Lately, he’s been trying to win me back. He woos me with fresh ranch chips and assorted baked goods as varied and delicious as a heart-shaped box of chocolates. He’s even started giving me free two-ounce cups of soft-serve ice cream, which seemed like a cute token until I realized his game. Two ounces is just enough to keep me craving for my next fix—he’s trying to keep me trapped and dependent.
On top of all this, he’s moved to Facebook stalking. Whenever I log on, I have seventeen new event invitations from Chartwell’s. His date ideas are charming, I’ll admit. Sushi in the Roost. October tea tasting. Still, it feels like a last desperate move. He’s become increasingly needy, and I’ve been considering my other options.
He must know my eyes have been wandering. He’s seen me with more exotic suitors, like Elmhurst Chop Suey and Chipotle. I’m only twenty, I can’t be tied down. But Chartwell’s-induced guilt makes my culinary exploits seem like the adventures of a cheap slut. Soon, I’ll be whoring myself out for the Taco Bell value menu. And as I sprawl on the curb with congealing nacho cheese spilling down my shirt, Chartwell’s will tell everyone I had it coming all along.
The thing is, we both knew our relationship would be temporary from the start. I can’t live in the dorms forever. I’ll move off campus, and he’ll find some impressionable freshman to regale with Alfredo sauce and chicken strips.
I’ve considered our long-distance options, but I’m not sure if tater tot casserole holds a strong enough siren call to pull me back day after day.
Besides, it might be fun to explore single life. Buy a few sauce pans and a bottle of vegetable oil and embark on my newly independent culinary life.
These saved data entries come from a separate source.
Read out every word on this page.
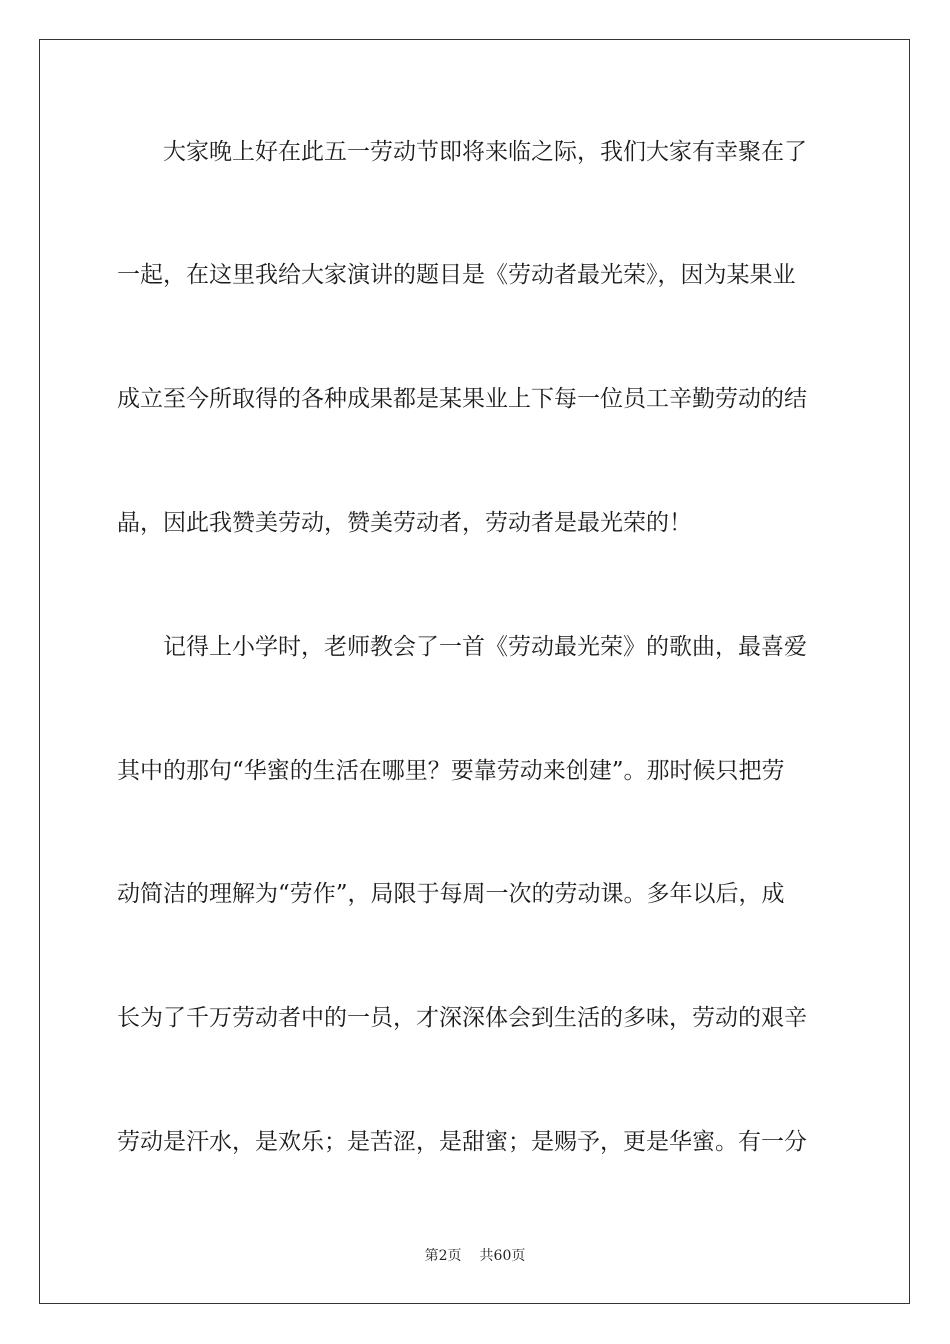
大家晚上好在此五一劳动节即将来临之际，我们大家有幸聚在了
一起，在这里我给大家演讲的题目是《劳动者最光荣》，因为某果业
成立至今所取得的各种成果都是某果业上下每一位员工辛勤劳动的结
晶，因此我赞美劳动，赞美劳动者，劳动者是最光荣的！
记得上小学时，老师教会了一首《劳动最光荣》的歌曲，最喜爱
其中的那句“华蜜的生活在哪里？要靠劳动来创建”。那时候只把劳
动简洁的理解为“劳作”，局限于每周一次的劳动课。多年以后，成
长为了千万劳动者中的一员，才深深体会到生活的多味，劳动的艰辛
劳动是汗水，是欢乐；是苦涩，是甜蜜；是赐予，更是华蜜。有一分
第2页 共60页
The problem is that after I end it, we’re bound to run into each other. It’s a small campus, and he’s involved in a lot. I’ll swing by to grab a bagel or a Diet Coke, and things will just be awkward. I’ll tell him I miss his apple cheesecake. I’ll admit I was rash and cruel in ending our fling, and that I’ve been surviving on Saltines and canned peas since I left the safe realm of the cafeteria.
He’ll smile understandably, nod in his most knowing way, and hand me a coupon for a free two-ounce ice cream cup.